From the state vocational rehabilitation office, Michael received a computer adapted with sip-and-puff technology. It allows the keyboard to be activated by blowing through a straw-like device.

Settled into his own place, a new Michael began to blossom. He began a serious discussion with doctors about weaning himself from the ventilator.

He had tried once before, breathing on his own for as long as five hours and 20 minutes. If he wanted to go back to work or start his own business, getting rid of the ventilator would help.

Shirl was changing, too.

"If I don't ever get to marry again, I don't care," she said. "I really believe this is where I'm supposed to be. I've got a peace about a lot of things that I've never had peace about before. This is my job, and it ain't easy sometimes, but we make it."

One summer day she stood by his wheelchair, alternately feeding him bites of a ham sandwich with one hand and potato chips with the other.

Suddenly, she nodded toward the television and exclaimed: "There's Chris, there's Chris!"

The image of Christopher Reeve, the actor who was paralyzed in a horse riding accident, was on the screen.

Reeve's injury and Michael's are similar, a break high up on the spinal column, yet he was directing movies and, according to the TV announcer, going to star in a remake of the Hitchcock classic, The Rear Window.

"Isn't that something! It's just amazing," Shirl said.

"Superman," Michael said, his eyes locked onto the small screen.

James Kenneth Pleasant, the 35-year-old man charged with attempted homicide for firing the bullets that paralyzed Michael, never had his day in court.

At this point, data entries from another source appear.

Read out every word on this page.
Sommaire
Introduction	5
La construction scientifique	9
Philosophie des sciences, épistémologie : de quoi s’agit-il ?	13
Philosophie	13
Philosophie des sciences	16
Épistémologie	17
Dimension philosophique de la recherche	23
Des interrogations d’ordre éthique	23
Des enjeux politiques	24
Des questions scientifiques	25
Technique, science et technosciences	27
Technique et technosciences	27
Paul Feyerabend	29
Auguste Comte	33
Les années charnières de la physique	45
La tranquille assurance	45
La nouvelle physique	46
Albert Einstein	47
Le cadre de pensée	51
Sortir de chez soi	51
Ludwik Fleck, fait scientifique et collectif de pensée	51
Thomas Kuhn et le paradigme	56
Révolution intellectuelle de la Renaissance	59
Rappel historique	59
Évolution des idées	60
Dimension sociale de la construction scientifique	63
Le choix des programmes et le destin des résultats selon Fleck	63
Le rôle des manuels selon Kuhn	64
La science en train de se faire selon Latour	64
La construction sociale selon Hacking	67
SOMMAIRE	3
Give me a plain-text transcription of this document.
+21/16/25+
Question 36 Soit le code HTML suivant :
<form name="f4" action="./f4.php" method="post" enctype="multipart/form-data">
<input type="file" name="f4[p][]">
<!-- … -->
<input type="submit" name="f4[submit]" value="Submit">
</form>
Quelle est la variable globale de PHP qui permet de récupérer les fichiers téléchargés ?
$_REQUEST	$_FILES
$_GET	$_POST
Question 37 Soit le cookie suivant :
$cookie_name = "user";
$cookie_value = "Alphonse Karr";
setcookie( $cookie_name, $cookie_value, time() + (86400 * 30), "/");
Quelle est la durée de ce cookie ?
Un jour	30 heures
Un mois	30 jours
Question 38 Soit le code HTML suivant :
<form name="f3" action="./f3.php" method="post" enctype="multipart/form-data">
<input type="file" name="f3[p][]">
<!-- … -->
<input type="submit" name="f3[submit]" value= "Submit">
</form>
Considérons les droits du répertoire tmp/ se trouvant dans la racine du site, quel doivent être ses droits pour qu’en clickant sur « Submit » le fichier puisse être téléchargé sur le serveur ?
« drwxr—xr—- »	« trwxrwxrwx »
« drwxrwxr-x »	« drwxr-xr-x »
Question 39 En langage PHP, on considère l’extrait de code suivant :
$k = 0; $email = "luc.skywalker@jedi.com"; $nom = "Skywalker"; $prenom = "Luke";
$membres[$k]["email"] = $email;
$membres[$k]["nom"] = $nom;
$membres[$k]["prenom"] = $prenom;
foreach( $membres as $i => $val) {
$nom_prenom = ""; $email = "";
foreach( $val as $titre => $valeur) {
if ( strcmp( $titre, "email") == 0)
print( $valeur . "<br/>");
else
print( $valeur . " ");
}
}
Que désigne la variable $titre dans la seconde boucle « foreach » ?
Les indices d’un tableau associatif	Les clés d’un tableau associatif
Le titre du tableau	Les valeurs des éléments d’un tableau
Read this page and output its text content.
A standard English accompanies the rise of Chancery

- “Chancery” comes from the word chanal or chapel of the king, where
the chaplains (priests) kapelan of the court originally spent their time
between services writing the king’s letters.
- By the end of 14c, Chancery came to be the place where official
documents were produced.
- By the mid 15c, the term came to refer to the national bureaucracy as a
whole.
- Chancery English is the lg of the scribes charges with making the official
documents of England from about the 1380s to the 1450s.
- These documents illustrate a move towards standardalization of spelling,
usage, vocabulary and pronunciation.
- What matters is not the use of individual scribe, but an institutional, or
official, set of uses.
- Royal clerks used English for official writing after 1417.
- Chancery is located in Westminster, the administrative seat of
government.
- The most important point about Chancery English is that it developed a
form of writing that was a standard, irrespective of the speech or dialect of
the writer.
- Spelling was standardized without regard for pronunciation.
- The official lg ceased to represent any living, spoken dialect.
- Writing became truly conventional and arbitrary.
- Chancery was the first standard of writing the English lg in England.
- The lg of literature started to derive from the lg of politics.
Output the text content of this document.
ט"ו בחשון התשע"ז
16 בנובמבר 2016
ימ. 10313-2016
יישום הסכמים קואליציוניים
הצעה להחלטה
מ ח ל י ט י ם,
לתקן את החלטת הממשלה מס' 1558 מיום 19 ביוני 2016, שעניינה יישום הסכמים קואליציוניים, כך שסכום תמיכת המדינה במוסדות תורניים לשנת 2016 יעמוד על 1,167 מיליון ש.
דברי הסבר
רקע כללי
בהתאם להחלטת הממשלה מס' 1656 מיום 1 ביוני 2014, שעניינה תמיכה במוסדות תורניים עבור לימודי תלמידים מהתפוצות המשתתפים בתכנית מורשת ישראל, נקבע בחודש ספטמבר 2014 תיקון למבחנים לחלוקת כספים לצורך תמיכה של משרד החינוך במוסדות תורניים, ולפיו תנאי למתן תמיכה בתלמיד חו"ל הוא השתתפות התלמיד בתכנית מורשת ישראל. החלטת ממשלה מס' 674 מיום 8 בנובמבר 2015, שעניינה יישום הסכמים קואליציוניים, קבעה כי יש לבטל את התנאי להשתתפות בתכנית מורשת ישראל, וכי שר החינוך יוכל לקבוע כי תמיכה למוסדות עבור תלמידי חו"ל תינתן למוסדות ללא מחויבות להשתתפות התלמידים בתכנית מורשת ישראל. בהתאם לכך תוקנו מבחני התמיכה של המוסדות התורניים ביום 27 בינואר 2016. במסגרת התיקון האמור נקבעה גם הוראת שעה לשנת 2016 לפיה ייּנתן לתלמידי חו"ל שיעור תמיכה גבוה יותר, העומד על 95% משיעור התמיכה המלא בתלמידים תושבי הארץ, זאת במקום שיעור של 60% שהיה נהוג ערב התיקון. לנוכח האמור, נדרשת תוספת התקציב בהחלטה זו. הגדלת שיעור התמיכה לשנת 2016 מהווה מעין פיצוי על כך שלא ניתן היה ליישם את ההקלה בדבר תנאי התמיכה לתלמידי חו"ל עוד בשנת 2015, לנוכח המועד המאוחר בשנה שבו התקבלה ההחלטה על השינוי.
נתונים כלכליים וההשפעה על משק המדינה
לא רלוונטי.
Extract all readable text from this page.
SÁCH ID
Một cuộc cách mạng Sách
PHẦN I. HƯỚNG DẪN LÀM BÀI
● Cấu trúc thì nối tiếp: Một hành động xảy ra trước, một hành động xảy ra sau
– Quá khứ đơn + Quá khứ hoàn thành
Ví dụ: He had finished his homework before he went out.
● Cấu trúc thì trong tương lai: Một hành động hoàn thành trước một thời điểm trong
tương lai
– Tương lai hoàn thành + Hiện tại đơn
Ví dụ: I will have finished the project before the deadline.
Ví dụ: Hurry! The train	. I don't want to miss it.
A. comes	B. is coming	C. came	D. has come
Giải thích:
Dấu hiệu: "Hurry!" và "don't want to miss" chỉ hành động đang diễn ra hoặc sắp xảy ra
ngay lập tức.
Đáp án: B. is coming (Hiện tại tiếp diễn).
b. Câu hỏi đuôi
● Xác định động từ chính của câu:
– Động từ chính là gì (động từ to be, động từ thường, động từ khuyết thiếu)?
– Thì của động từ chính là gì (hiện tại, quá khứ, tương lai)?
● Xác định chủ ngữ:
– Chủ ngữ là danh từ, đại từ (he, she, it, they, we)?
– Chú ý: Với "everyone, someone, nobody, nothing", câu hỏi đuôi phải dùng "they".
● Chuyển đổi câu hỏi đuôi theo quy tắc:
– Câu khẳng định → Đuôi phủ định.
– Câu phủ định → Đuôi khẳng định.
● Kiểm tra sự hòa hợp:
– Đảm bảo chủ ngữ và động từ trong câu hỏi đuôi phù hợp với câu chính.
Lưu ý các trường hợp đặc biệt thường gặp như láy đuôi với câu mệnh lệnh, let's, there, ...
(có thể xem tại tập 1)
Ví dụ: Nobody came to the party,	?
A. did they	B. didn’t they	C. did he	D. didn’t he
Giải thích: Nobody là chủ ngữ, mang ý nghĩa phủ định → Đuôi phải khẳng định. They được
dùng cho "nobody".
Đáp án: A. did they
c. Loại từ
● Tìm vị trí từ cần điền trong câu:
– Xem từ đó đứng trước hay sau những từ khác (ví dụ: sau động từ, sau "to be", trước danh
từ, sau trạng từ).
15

Before dawn on Christmas 1994, less than two months from when he was to stand trial, Pleasant's bleeding body was found outside of a home on North 6th Street. He had been shot multiple times and died during surgery at Vanderbilt University Medical Center. Detectives questioned two male suspects, but were never able to produce enough evidence to make arrests.

The Dixons learned of Pleasant's death late on Christmas afternoon as many of Michael's brothers and sisters were visiting for the holiday.

Marilyn, or "Mert," as family members called her, was immediately skeptical.

She would not believe the man who had brought so much pain to her family was dead until she viewed him in a coffin.

Two days later she entered the funeral home in charge of Pleasant's services and walked directly to the open casket.

She looked down, doubtful no longer, and silently pronounced him guilty.